First, the necessary caveats:
The West is the largest region of North America (being roughly half the continent). This enormous region includes many very different environments that resulted in different economies and settlement patterns: Historians of the West are often inclined to speak/write about "many Wests."
And ... the "Wild West" is a near-mythic place that is best visited in dime novels and in westerns in film and TV.
In general, a single woman had many options. The cliché of sex workers being the first to arrive in a western town is flatly wrong, but sex work was always an option. Because there were often many things a woman could do with herself, sex work was one of the least attractive options.
Mary McNair Mathews wrote a book about her Nevada sojourn during the 1870s, and I counted six different occupations that she pursued - often simultaneously: dressmaking, professional child care, teaching, taking in boarders (which included cooking), laundry work, and nursing - and she ended up owning rental properties. She even earned some money telling fortunes, although she regarded it as a lark and indicated that she did not believe and that the pursuit was less than desirable.

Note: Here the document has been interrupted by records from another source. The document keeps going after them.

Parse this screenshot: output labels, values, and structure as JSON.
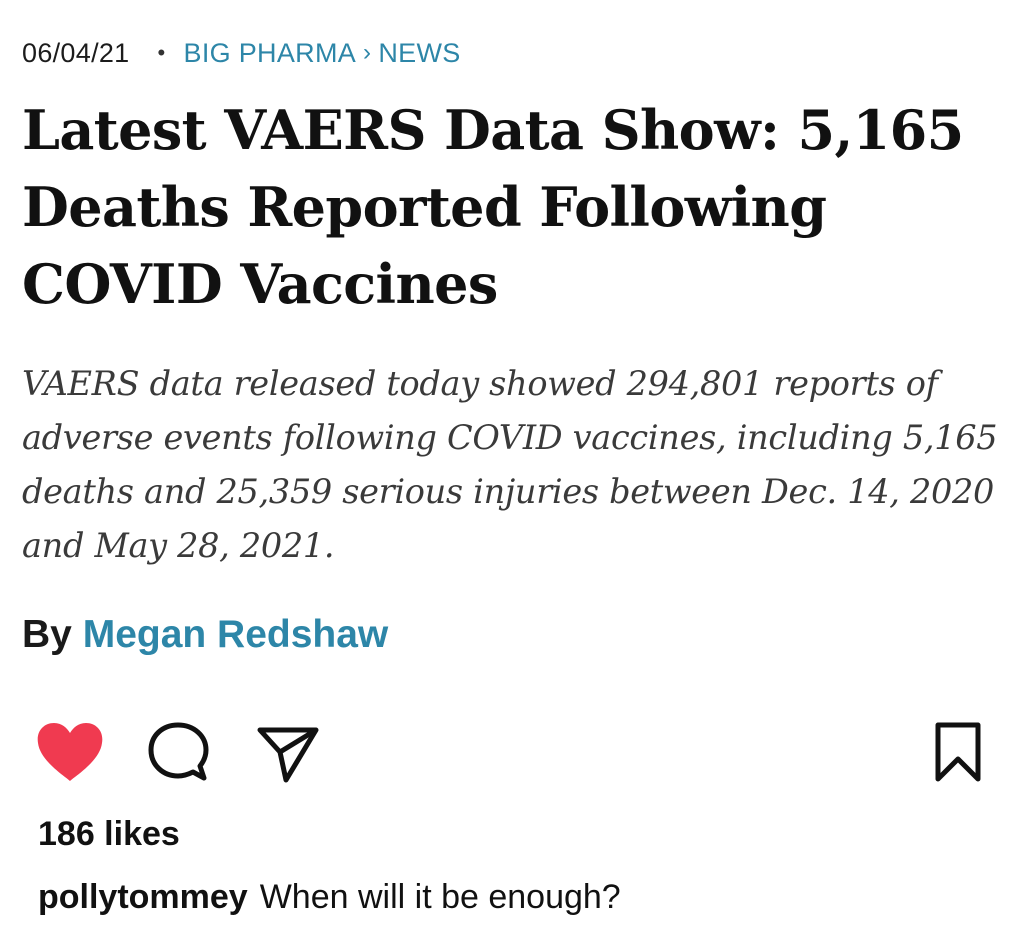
{
  "article": {
    "date": "06/04/21",
    "separator_dot": "•",
    "category": "BIG PHARMA",
    "category_sep": "›",
    "subcategory": "NEWS",
    "headline": "Latest VAERS Data Show: 5,165 Deaths Reported Following COVID Vaccines",
    "dek": "VAERS data released today showed 294,801 reports of adverse events following COVID vaccines, including 5,165 deaths and 25,359 serious injuries between Dec. 14, 2020 and May 28, 2021.",
    "byline_prefix": "By",
    "author": "Megan Redshaw"
  },
  "post": {
    "actions": {
      "like_icon": "heart-icon",
      "comment_icon": "comment-icon",
      "share_icon": "send-icon",
      "save_icon": "bookmark-icon"
    },
    "likes": "186 likes",
    "caption_user": "pollytommey",
    "caption_text": "When will it be enough?"
  },
  "colors": {
    "accent_link": "#2d86a8",
    "like_red": "#f03a50",
    "text": "#111111"
  }
}
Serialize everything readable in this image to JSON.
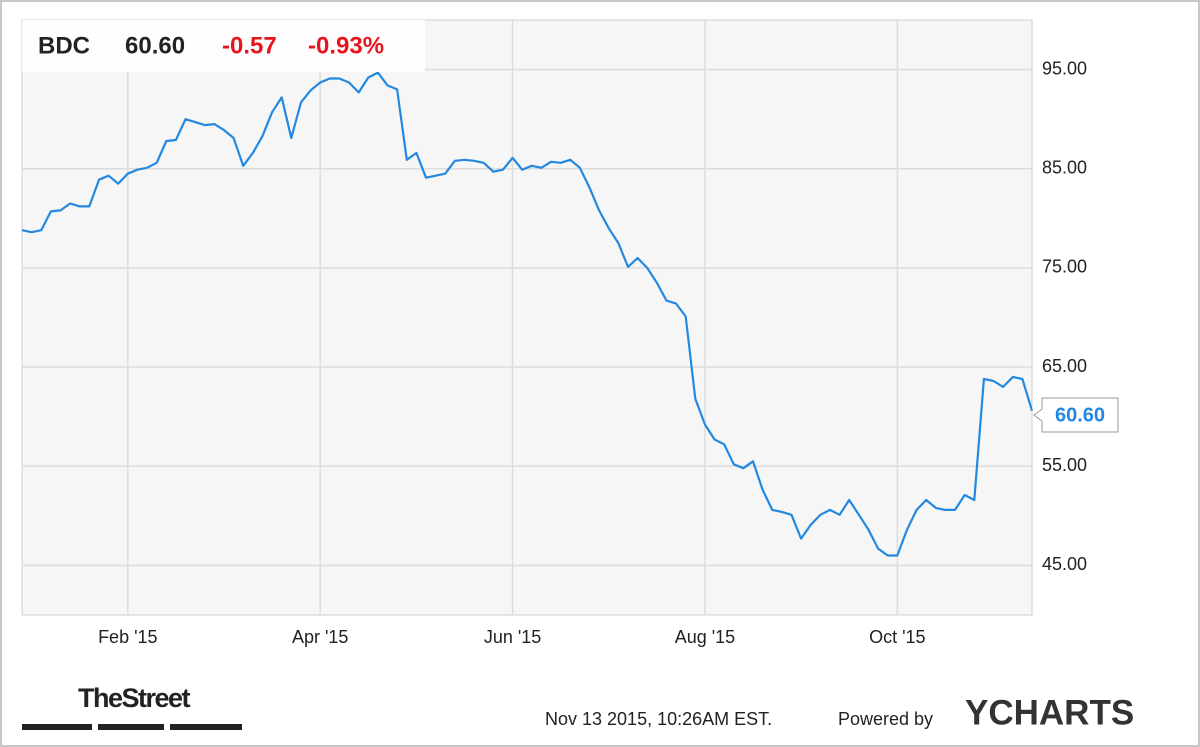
{
  "chart_data": {
    "type": "line",
    "ticker": "BDC",
    "price": "60.60",
    "change": "-0.57",
    "change_pct": "-0.93%",
    "categories": [
      null,
      null,
      null,
      null,
      null,
      null,
      null,
      null,
      null,
      null,
      null,
      "Feb '15",
      null,
      null,
      null,
      null,
      null,
      null,
      null,
      null,
      null,
      null,
      null,
      null,
      null,
      null,
      null,
      null,
      null,
      null,
      null,
      "Apr '15",
      null,
      null,
      null,
      null,
      null,
      null,
      null,
      null,
      null,
      null,
      null,
      null,
      null,
      null,
      null,
      null,
      null,
      null,
      null,
      "Jun '15",
      null,
      null,
      null,
      null,
      null,
      null,
      null,
      null,
      null,
      null,
      null,
      null,
      null,
      null,
      null,
      null,
      null,
      null,
      null,
      "Aug '15",
      null,
      null,
      null,
      null,
      null,
      null,
      null,
      null,
      null,
      null,
      null,
      null,
      null,
      null,
      null,
      null,
      null,
      null,
      null,
      "Oct '15",
      null,
      null,
      null,
      null,
      null,
      null,
      null,
      null,
      null,
      null,
      null,
      null,
      null,
      null
    ],
    "series": [
      {
        "name": "BDC",
        "color": "#2389e0",
        "values": [
          78.8,
          78.6,
          78.8,
          80.7,
          80.8,
          81.5,
          81.2,
          81.2,
          83.9,
          84.3,
          83.5,
          84.5,
          84.9,
          85.1,
          85.6,
          87.8,
          87.9,
          90.0,
          89.7,
          89.4,
          89.5,
          88.9,
          88.1,
          85.3,
          86.6,
          88.3,
          90.7,
          92.2,
          88.1,
          91.7,
          92.9,
          93.7,
          94.1,
          94.1,
          93.7,
          92.7,
          94.2,
          94.7,
          93.4,
          93.0,
          85.9,
          86.6,
          84.1,
          84.3,
          84.5,
          85.8,
          85.9,
          85.8,
          85.6,
          84.7,
          84.9,
          86.1,
          84.9,
          85.3,
          85.1,
          85.7,
          85.6,
          85.9,
          85.1,
          83.1,
          80.8,
          79.0,
          77.5,
          75.1,
          76.0,
          75.0,
          73.5,
          71.7,
          71.4,
          70.1,
          61.8,
          59.2,
          57.7,
          57.2,
          55.2,
          54.8,
          55.5,
          52.6,
          50.6,
          50.4,
          50.1,
          47.7,
          49.1,
          50.1,
          50.6,
          50.1,
          51.6,
          50.1,
          48.6,
          46.7,
          46.0,
          46.0,
          48.6,
          50.6,
          51.6,
          50.8,
          50.6,
          50.6,
          52.1,
          51.6,
          63.8,
          63.6,
          63.0,
          64.0,
          63.8,
          60.6
        ]
      }
    ],
    "ylim": [
      40,
      100
    ],
    "yticks": [
      {
        "value": 45,
        "label": "45.00"
      },
      {
        "value": 55,
        "label": "55.00"
      },
      {
        "value": 65,
        "label": "65.00"
      },
      {
        "value": 75,
        "label": "75.00"
      },
      {
        "value": 85,
        "label": "85.00"
      },
      {
        "value": 95,
        "label": "95.00"
      }
    ],
    "grid": true
  },
  "footer": {
    "brand": "TheStreet",
    "timestamp": "Nov 13 2015, 10:26AM EST.",
    "powered": "Powered by",
    "logo": "YCHARTS"
  }
}
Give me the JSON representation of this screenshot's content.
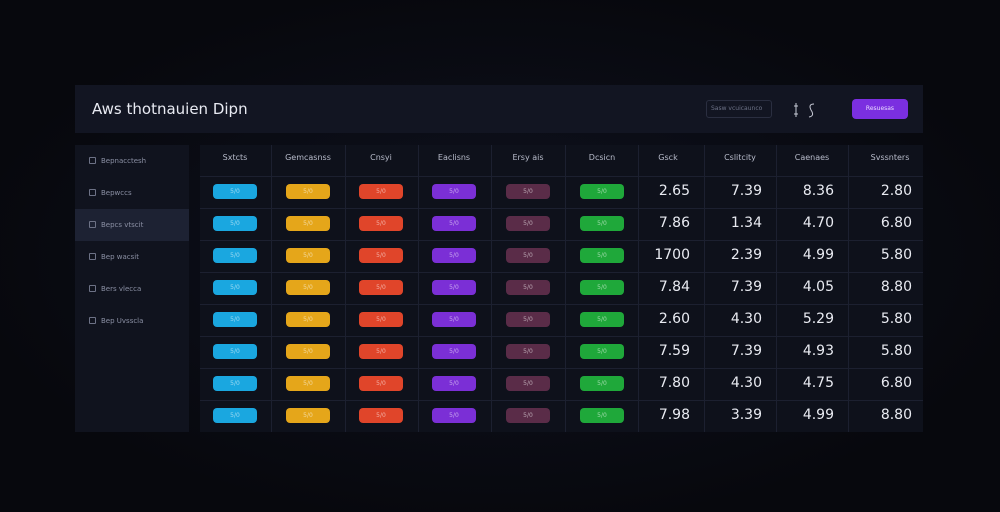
{
  "header": {
    "title": "Aws thotnauien Dipn",
    "search_placeholder": "Sasw vcuicaunco",
    "button": "Resuesas"
  },
  "sidebar": {
    "items": [
      "Bepnacctesh",
      "Bepwccs",
      "Bepcs vtscit",
      "Bep wacsit",
      "Bers vlecca",
      "Bep Uvsscla"
    ],
    "active": 2
  },
  "table": {
    "columns": [
      "Sxtcts",
      "Gemcasnss",
      "Cnsyi",
      "Eaclisns",
      "Ersy ais",
      "Dcsicn",
      "Gsck",
      "Cslitcity",
      "Caenaes",
      "Svssnters"
    ],
    "pill_colors": [
      "#1aa7e0",
      "#e5a61a",
      "#e0452a",
      "#7b2fd6",
      "#5a2c48",
      "#1fa83a"
    ],
    "rows": [
      {
        "pills": [
          "5/0",
          "5/0",
          "5/0",
          "5/0",
          "5/0",
          "5/0"
        ],
        "values": [
          "2.65",
          "7.39",
          "8.36",
          "2.80"
        ]
      },
      {
        "pills": [
          "5/0",
          "5/0",
          "5/0",
          "5/0",
          "5/0",
          "5/0"
        ],
        "values": [
          "7.86",
          "1.34",
          "4.70",
          "6.80"
        ]
      },
      {
        "pills": [
          "5/0",
          "5/0",
          "5/0",
          "5/0",
          "5/0",
          "5/0"
        ],
        "values": [
          "1700",
          "2.39",
          "4.99",
          "5.80"
        ]
      },
      {
        "pills": [
          "5/0",
          "5/0",
          "5/0",
          "5/0",
          "5/0",
          "5/0"
        ],
        "values": [
          "7.84",
          "7.39",
          "4.05",
          "8.80"
        ]
      },
      {
        "pills": [
          "5/0",
          "5/0",
          "5/0",
          "5/0",
          "5/0",
          "5/0"
        ],
        "values": [
          "2.60",
          "4.30",
          "5.29",
          "5.80"
        ]
      },
      {
        "pills": [
          "5/0",
          "5/0",
          "5/0",
          "5/0",
          "5/0",
          "5/0"
        ],
        "values": [
          "7.59",
          "7.39",
          "4.93",
          "5.80"
        ]
      },
      {
        "pills": [
          "5/0",
          "5/0",
          "5/0",
          "5/0",
          "5/0",
          "5/0"
        ],
        "values": [
          "7.80",
          "4.30",
          "4.75",
          "6.80"
        ]
      },
      {
        "pills": [
          "5/0",
          "5/0",
          "5/0",
          "5/0",
          "5/0",
          "5/0"
        ],
        "values": [
          "7.98",
          "3.39",
          "4.99",
          "8.80"
        ]
      }
    ]
  }
}
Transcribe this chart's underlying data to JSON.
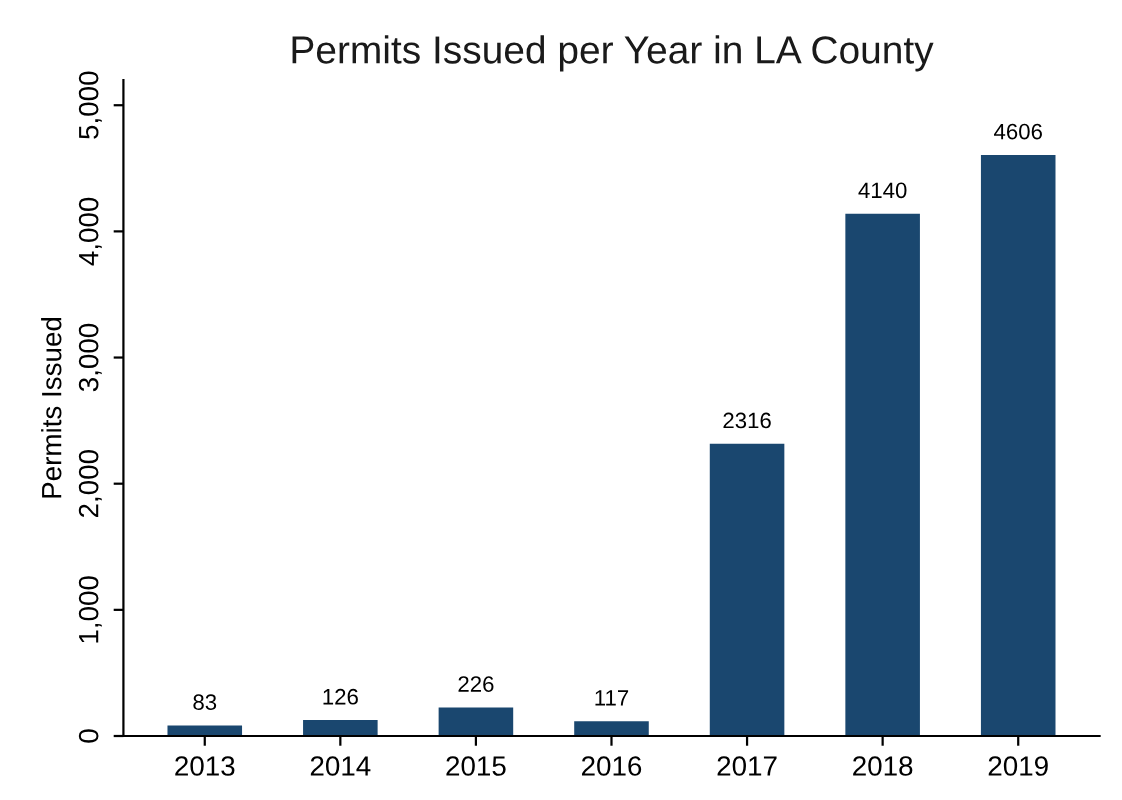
{
  "chart_data": {
    "type": "bar",
    "title": "Permits Issued per Year in LA County",
    "ylabel": "Permits Issued",
    "categories": [
      "2013",
      "2014",
      "2015",
      "2016",
      "2017",
      "2018",
      "2019"
    ],
    "values": [
      83,
      126,
      226,
      117,
      2316,
      4140,
      4606
    ],
    "color": "#1a476f",
    "ylim": [
      0,
      5200
    ],
    "yticks": [
      0,
      {
        "value": 1000,
        "label": "1,000"
      },
      {
        "value": 2000,
        "label": "2,000"
      },
      {
        "value": 3000,
        "label": "3,000"
      },
      {
        "value": 4000,
        "label": "4,000"
      },
      {
        "value": 5000,
        "label": "5,000"
      }
    ],
    "data_labels": true,
    "grid": false,
    "legend": false
  }
}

Because women often pursued several income-producing roles at the same time, what women were doing is often clouded in the census and other records. A man typically did one main thing to make money, and it was easy for him to tell anyone who asked what he did not a living. A woman often had to pick one of several possibilities, and given the standards of the day, that was often "housekeeping" (a "respectable" thing to declare) even though she might be doing other things as well.
There is even a reason to question the careers of sex workers: often a woman in a brothel might declared something like "milliner" or "dressmaker" to a census enumerator. We often interpret this as a way to avoid confessing sex work, but it may be that she made hats or dresses on her "off hours."
Because it took a while for a gender balance to be achieved in the West, a single woman was in demand socially. If you want to be married, you would literally have your pick, since there were typically a number of candidates for any single woman. A woman who wanted to be regarded as respectable would reserve social activities to church functions and to social events that were public and with proper monitoring for civil conduct - but there were always lots of opportunities.
There were, frankly, a lot of options for women - single or otherwise. Western territories and states tended to have liberal divorce laws, property ownership rights for woman, and were some of the first places to grant voting for women on the state level. There were social guardrails that restricted everyone's life - man or woman - but in many ways, the Old West was one of the better places/times to be a woman when it comes to options of various sorts.